Text
Pentingnya pemahaman geologi dan hidrogeologi dalam menjustifikasi hasil prediksi tekanan pori: contoh kasus dari lapangan peciko, cekungan kutai bawah
Salah satu faktor yang mempengaruhi prediksi tekanan pori adalah pemilihan metoda dalam kalkulasi tekanan pori tersebut. Jika kita memilih metoda yang tidak tepat, hasil estimasi tekanan pori tersebut mungkin bukan hanya tidak merefleksikan kondisi tekanan pori sesungguhnya di suatu daerah, tetapi juga tidak mencerminkan kondisi geologi yang bekerja di keseluruhan cekungan. Dalam penelitian ini, dua metoda diaplikasikan untuk menghitung tekanan pori dari log talikawat di Lapangan Peciko: Metoada Eaton dan Metoda Mekanika Tanah. Perhitungan tekanan pori yang dihasilkan dari kedua metoda tersebut menunjukkan perbedaan yang sangat signmkan.

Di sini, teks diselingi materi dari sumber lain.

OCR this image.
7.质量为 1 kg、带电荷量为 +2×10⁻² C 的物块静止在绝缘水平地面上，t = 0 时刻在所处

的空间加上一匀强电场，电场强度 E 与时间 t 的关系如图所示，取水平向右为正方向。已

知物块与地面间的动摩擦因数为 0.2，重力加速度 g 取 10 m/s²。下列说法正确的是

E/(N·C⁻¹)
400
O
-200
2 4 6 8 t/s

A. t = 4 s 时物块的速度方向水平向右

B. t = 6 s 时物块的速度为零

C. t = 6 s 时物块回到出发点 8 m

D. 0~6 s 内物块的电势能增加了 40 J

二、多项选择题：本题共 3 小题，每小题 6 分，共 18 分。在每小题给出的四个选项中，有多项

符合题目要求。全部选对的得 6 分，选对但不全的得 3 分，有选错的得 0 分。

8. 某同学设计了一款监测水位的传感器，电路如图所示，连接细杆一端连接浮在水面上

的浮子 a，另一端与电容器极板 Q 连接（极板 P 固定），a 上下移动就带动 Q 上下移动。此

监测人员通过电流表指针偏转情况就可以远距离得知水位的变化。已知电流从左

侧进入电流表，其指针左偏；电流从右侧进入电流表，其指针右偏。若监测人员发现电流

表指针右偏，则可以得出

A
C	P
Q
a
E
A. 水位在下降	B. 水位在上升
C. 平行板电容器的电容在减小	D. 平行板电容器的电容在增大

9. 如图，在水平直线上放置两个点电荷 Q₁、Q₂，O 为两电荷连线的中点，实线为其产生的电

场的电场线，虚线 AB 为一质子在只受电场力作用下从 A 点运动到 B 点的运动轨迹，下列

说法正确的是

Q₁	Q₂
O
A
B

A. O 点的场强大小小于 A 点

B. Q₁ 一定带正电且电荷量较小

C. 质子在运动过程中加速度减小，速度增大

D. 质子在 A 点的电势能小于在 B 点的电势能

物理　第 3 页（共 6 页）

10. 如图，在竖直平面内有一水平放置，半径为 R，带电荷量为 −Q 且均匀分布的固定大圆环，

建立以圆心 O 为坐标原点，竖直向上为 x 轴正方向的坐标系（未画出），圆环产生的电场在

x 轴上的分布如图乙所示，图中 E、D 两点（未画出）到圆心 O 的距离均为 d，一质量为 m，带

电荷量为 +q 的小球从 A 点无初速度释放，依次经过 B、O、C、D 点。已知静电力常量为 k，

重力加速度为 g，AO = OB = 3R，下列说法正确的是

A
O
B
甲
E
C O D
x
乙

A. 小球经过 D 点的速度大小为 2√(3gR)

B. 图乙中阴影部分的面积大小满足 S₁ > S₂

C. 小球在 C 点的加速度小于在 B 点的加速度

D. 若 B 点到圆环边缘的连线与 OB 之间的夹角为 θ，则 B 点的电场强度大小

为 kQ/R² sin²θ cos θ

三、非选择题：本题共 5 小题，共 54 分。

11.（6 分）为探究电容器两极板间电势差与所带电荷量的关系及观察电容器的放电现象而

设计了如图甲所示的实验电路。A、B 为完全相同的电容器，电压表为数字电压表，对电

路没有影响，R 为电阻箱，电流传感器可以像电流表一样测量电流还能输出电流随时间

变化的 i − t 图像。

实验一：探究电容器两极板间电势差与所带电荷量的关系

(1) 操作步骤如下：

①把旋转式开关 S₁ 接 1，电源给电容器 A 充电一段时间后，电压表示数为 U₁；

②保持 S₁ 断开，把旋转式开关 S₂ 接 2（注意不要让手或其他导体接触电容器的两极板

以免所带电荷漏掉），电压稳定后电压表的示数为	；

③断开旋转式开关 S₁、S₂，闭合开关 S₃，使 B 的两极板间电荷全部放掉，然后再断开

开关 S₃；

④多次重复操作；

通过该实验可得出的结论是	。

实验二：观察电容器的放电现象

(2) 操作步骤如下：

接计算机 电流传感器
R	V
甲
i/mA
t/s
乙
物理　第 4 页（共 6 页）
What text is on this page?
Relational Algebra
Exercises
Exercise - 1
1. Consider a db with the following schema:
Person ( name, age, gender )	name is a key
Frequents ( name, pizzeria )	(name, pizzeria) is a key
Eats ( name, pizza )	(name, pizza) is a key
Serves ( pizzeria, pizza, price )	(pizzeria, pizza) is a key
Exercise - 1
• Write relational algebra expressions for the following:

Metoda Eaton menghasilkan perbedaan tekanan reservoir dan serpih (over-prediksi tekanan reservoir) pada kedalaman dangkal dan kesamaan tekanan reservoir dan serpih pada interval yang lebih dalam. Berbeda dengan hal tersebut, Metoda Mekanika Tanah menghasilkan kesamaan tekanan reservoir dan serpih pada kedalaman yang dangkal dan underprediksi untuk interval yang lebih dalam. Dilihat dari proses yang bekerja pada lapangan ini yang mempengaruhi tekanan pori, yaitu aliran fluida reservoir secara lateral dan kecepatan sedimentasi yang tinggi, sepertinya Metoda Eaton memberikan hasil yang lebih mencerminkan tekanan pori di lapangan ini dibandingkan dengan Metoda Mekanika Tanah. Penelitian ini juga menghasilkan kesimpulan yang cukup penting: jika terdapat perbedaan tekanan antara reservoir dan serpih, maka sepertinya kondisi hidronamika berlangsung secara aktif.